At each reproduction event, the offspring copies its parent’s cooperation type with probability 1 − μ; with probability μ, the offspring switches to the other type. The cooperation type of an individual remains unchanged during their lifetime.

Evolution of linking probabilities

To model the coevolution of the linking probabilities pn and pr with cooperation, I let them vary between individuals, and be genetically inherited from parents. With probability μl, each of the \(p{\prime}_{\!\!n}\) and \(p{\prime}_{\!\! r}\) of the offspring (independently) undergo mutation, whereupon they become \(p{\prime}_{\!\! n} = p_n + \varepsilon _n\), and \(p{\prime}_{\!\! r} = p_r + \varepsilon _r\), where pn and pr denote the parent’s linking probabilities, and εn and εr are distributed normally with mean zero and standard deviation σn and σr, respectively. To restrict pn and pr to the unit interval [0,1], I set the numerical values to be at the relevant boundary if mutations fall outside this range.

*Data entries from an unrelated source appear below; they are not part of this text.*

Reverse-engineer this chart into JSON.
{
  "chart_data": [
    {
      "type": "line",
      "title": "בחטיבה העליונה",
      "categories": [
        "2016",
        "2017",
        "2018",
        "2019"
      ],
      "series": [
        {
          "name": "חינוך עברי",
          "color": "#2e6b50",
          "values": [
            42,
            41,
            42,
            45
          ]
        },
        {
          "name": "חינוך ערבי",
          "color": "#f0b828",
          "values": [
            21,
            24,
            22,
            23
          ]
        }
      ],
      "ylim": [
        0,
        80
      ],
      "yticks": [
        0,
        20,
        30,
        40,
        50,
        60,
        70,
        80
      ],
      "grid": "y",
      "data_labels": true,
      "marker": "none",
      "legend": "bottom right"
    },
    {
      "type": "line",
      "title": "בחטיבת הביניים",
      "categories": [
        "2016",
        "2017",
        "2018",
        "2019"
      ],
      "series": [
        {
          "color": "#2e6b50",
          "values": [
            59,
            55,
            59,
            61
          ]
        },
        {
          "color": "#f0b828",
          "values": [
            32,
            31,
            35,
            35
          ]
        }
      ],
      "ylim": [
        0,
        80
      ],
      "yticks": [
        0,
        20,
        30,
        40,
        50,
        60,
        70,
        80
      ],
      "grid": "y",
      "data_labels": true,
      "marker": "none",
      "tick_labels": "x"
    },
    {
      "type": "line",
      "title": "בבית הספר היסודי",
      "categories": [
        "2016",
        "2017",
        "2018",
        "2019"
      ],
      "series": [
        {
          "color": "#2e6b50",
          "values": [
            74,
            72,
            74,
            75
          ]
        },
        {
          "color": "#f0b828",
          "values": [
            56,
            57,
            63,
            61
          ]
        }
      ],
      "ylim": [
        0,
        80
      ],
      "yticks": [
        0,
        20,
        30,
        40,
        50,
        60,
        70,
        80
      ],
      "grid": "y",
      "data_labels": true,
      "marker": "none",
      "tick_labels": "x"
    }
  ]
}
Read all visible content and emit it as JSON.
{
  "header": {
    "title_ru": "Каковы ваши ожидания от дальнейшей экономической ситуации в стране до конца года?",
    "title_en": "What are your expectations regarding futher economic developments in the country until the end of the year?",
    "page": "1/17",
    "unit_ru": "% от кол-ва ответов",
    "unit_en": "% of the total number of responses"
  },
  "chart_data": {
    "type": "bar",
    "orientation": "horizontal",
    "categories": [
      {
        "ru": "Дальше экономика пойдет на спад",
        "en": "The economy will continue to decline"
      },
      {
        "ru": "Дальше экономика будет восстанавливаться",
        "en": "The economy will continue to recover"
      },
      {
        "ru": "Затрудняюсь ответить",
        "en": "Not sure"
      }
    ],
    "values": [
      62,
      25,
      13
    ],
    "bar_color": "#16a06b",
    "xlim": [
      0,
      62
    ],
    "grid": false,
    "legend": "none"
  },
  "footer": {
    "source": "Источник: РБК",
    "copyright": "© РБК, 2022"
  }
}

To investigate how costs of making and maintaining social connections can alter the coevolutionary dynamics, I use the following extended payoff function:

$$u_i\left( t \right) = \mathop {\sum}\limits_{j \ne i} p_ja_{ij}\left( {\frac{B}{{d_j\left( t \right)}} + p_i\frac{D}{{d_i\left( t \right)d_j\left( t \right)}}} \right) - p_iC - d_i\left( t \right)C_{{\mathrm{link}}},$$
(4)

where Clink is the per-link cost of maintaining a social connection.

Simulations

I analyze the above model using simulations written in the Julia programming language50. I initialize networks as random networks, and run the social inheritance model of Ilany and Akçay without selection for an inital burn-in period of 20 generations (i.e., 20 × N time steps). This burn-in period is sufficient to produce networks that have the stationary properties of the social inheritance process36. Then, I allocate the cooperation trait randomly to all individuals (i.e., with expected frequency of cooperation 0.5), and turn on selection. For simulations with evolving linking probabilities, I initialize the individual pn and pr values from a normal distribution with standard deviation given by the mutational variances σn and σr, and mean by initial values pn = 0.5 (except for the fixed pn scenario) and pr = 0.0001. These initial values do not have any effect on the long-run dynamics of the system as the system quickly evolves away from them.

Code availability

The simulation code is available at https://github.com/erolakcay/CooperationDynamicNetworks.

Data availability

Simulation output used in the figures is available upon request from the author.